Starwood Property Trust, Inc. (NYSE:STWD) Q2 2023 Earnings Call Transcript

We’re around 4, 4.5. And some markets are accelerating and some markets are decelerating. The cap rate where we will have issues will be north of 6.5. So we think our breakeven to our book is like 6.5. And if our assets got there, we’ll turn ourselves into iStar, will gobble up every single multi and own them for you forever, couldn’t wait, best thing that ever happened to us because they are brand new projects and we’re getting the $0.65 or $0.60 on the dollar. It adds to that happening are less than 5%. There’s one problem we mentioned it in our earnings. We have 1 asset in Portland, I think it is, that is not renting at the pace and the rents we would have hoped. Obviously, Portland is 1 of the 2 cities that was most affected by the racial [ph] George Floyd incident.

So that’s the only issue we have. And again, our basis is about brand-new fractions replacement costs usually is an attractive place to enter a market. Nothing else can get built until rents move to a place to make your new bases attractive. So you have — rents would have to increase but there will be no new supply in the Portland market and there’s still people there. So it’s funny as I travel the country and go to these cities, you would think that San Francisco is a bowling alley. There’s no one there. There’s still, I don’t know, nobody — these cities are still thriving. They’re still active. And I think you have to be careful because the media just wants to create news as they do in the political environment, they book hysteria, craziness and at everybody.

There’s a funny thing that people want to pick on New York or they want to pick on San Francisco because they had a big run in New York right now. I mean, it’s busy and the restaurants are busy. And that’s amazing. I mean, the only useful city like where the kids want to go and all the problems in California are helping New York. So then that’s what you see. You see the stores re-tenanting. I can’t tell you the rents they’re having, they’re high but — these cities are dynamic and they’re vibrant and they will survive and there will be good lending opportunities in them. So — and the office is — I’m in a building. We are our offices in New York are 100% leased, leased in pandemic and 1 floor came up for sublet and was released in 2 days. So it’s actually like you call it like a stock pickers market, that’s what this is in real estate now.
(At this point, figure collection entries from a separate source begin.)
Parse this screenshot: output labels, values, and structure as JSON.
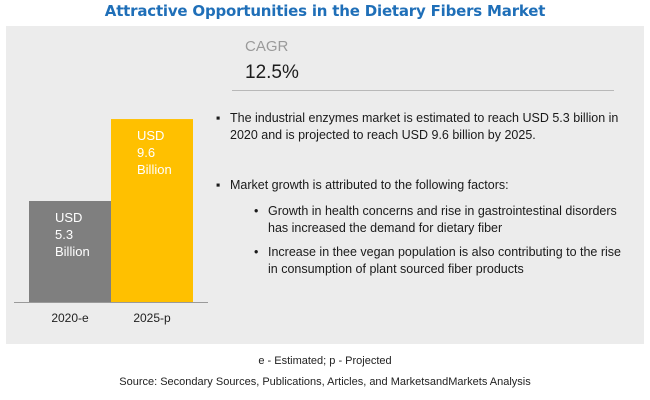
{
  "title": "Attractive Opportunities in the Dietary Fibers Market",
  "cagr": {
    "label": "CAGR",
    "value": "12.5%"
  },
  "chart_data": {
    "type": "bar",
    "categories": [
      "2020-e",
      "2025-p"
    ],
    "values": [
      5.3,
      9.6
    ],
    "series_labels": [
      [
        "USD",
        "5.3",
        "Billion"
      ],
      [
        "USD",
        "9.6",
        "Billion"
      ]
    ],
    "unit": "USD Billion",
    "colors": [
      "#7f7f7f",
      "#ffc000"
    ],
    "ylim": [
      0,
      10.6
    ]
  },
  "bullets": [
    {
      "text": "The industrial enzymes market is estimated to reach USD 5.3 billion in 2020 and is projected to reach USD 9.6 billion by 2025."
    },
    {
      "text": "Market growth is attributed to the following factors:"
    }
  ],
  "sub_bullets": [
    {
      "text": "Growth in health concerns and rise in gastrointestinal disorders has increased the demand for dietary fiber"
    },
    {
      "text": "Increase in thee vegan population is also contributing to the rise in consumption of plant sourced fiber products"
    }
  ],
  "bullet_glyph": "▪",
  "footnote": "e - Estimated; p - Projected",
  "source": "Source: Secondary Sources, Publications, Articles, and MarketsandMarkets Analysis"
}
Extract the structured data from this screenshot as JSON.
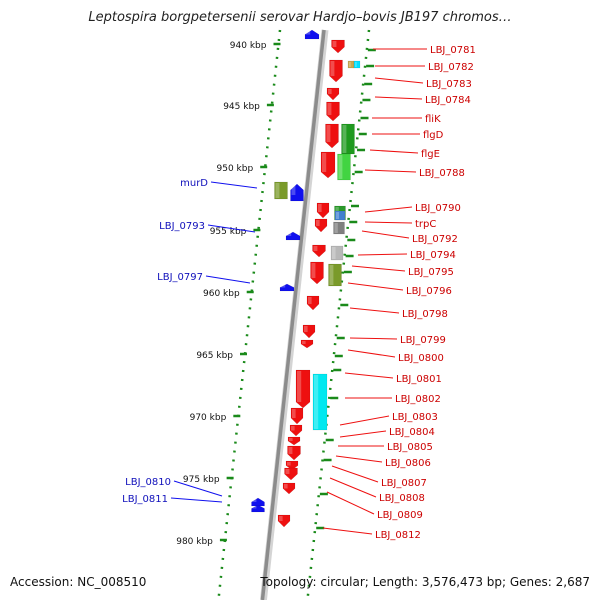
{
  "title": "Leptospira borgpetersenii serovar Hardjo–bovis JB197 chromos…",
  "footer": {
    "accession": "Accession: NC_008510",
    "topology": "Topology: circular; Length: 3,576,473 bp; Genes: 2,687"
  },
  "colors": {
    "backbone": "#8c8c8c",
    "ruler": "#1a8a1a",
    "forward_gene": "#1010ee",
    "reverse_gene": "#ee1010",
    "label_forward": "#1010bb",
    "label_reverse": "#cc0000",
    "leader_forward": "#1010ee",
    "leader_reverse": "#ee1010"
  },
  "chart_data": {
    "type": "genome_map",
    "kbp_ticks": [
      "940 kbp",
      "945 kbp",
      "950 kbp",
      "955 kbp",
      "960 kbp",
      "965 kbp",
      "970 kbp",
      "975 kbp",
      "980 kbp"
    ],
    "forward_labels": [
      "murD",
      "LBJ_0793",
      "LBJ_0797",
      "LBJ_0810",
      "LBJ_0811"
    ],
    "reverse_labels": [
      "LBJ_0781",
      "LBJ_0782",
      "LBJ_0783",
      "LBJ_0784",
      "fliK",
      "flgD",
      "flgE",
      "LBJ_0788",
      "LBJ_0790",
      "trpC",
      "LBJ_0792",
      "LBJ_0794",
      "LBJ_0795",
      "LBJ_0796",
      "LBJ_0798",
      "LBJ_0799",
      "LBJ_0800",
      "LBJ_0801",
      "LBJ_0802",
      "LBJ_0803",
      "LBJ_0804",
      "LBJ_0805",
      "LBJ_0806",
      "LBJ_0807",
      "LBJ_0808",
      "LBJ_0809",
      "LBJ_0812"
    ]
  }
}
You have to build — have the right building with the right ESG footprint in the right location with the right floor plates and you can lease it. And if you have the wrong building, you just it’s nothing — that you have no hope.

Jeffrey DiModica: I’ll throw on looking at our portfolio, right? The area we probably built up the portfolio was 2021 and that was the lowest cap rate. So you were taking 4 cap assets that we thought had 5%, 9% [ph] or 6% exit debt yields. You pushed rents in ’21 and early ’22 by 10% or so. In the last 12 months, our portfolio has seen 7.8% rent growth. So by pushing those rents, your exit cap rates have now gone into the mid- or mid- to high 6s. So for a moment in time, on a roll on that loan in 2024 or 2025, if the silver curve [ph] stays right here, for a moment in time, you’d be negative carry for a couple of months but if the forward curve is at all right, you will be positive carry. And over the life of it, it’ll be significant positive curve.

So we have great escape velocity at today’s forward curve, even against those sort of 4 cap assets that were at the highs because we pushed rents and expenses haven’t gone up nearly as much. So exit debt yields are higher. And we think right now, we have plenty of escape velocity to get out all those loans as they start rolling in ’24 and ’25.

Operator: Our next question comes from the line of Jade Rahmani with KBW.

Jade Rahmani: You look back to early March and the Siri, the storm was really taking hold, then we had the bank distress. Fast forward to today and we’ve gone through second quarter results and it seems no huge shoes to drop a couple of big credit losses in the mortgage REIT space. You all took up the CECL reserve on macro nothing really new, that large on specific loans. So my main question would be, given the category 5 hurricane as you put it, are you surprised that there have not been huge new shoes to drop of late? And do you think it’s just a timing issue? Or do you think this represents kind of a green shoot in your view?

Barry Sternlicht: Sorry, it’s a timing issue. Again, if you have caps, your loan is not maturing, it’s not blowing up until it matures but it could be offset by what I’d expect to see a lowering of short rates maybe early next year. But I don’t — I know you on going to see a month [ph]. If we have a complete crack every time that’s happened, the Fed has gone to 0 on short rates. That would be good news and bad news. That would be the opposite of collateral damage. That’s the windfall for the property sector. It is what — if he is measuring his success by rising unemployment, I just think that is really hard. That is a very — I guess, the additive is a blood tool. It’s more like a sledgehammer because the — you can only get the unemployment in certain industries, the service industries, manufacturing industry.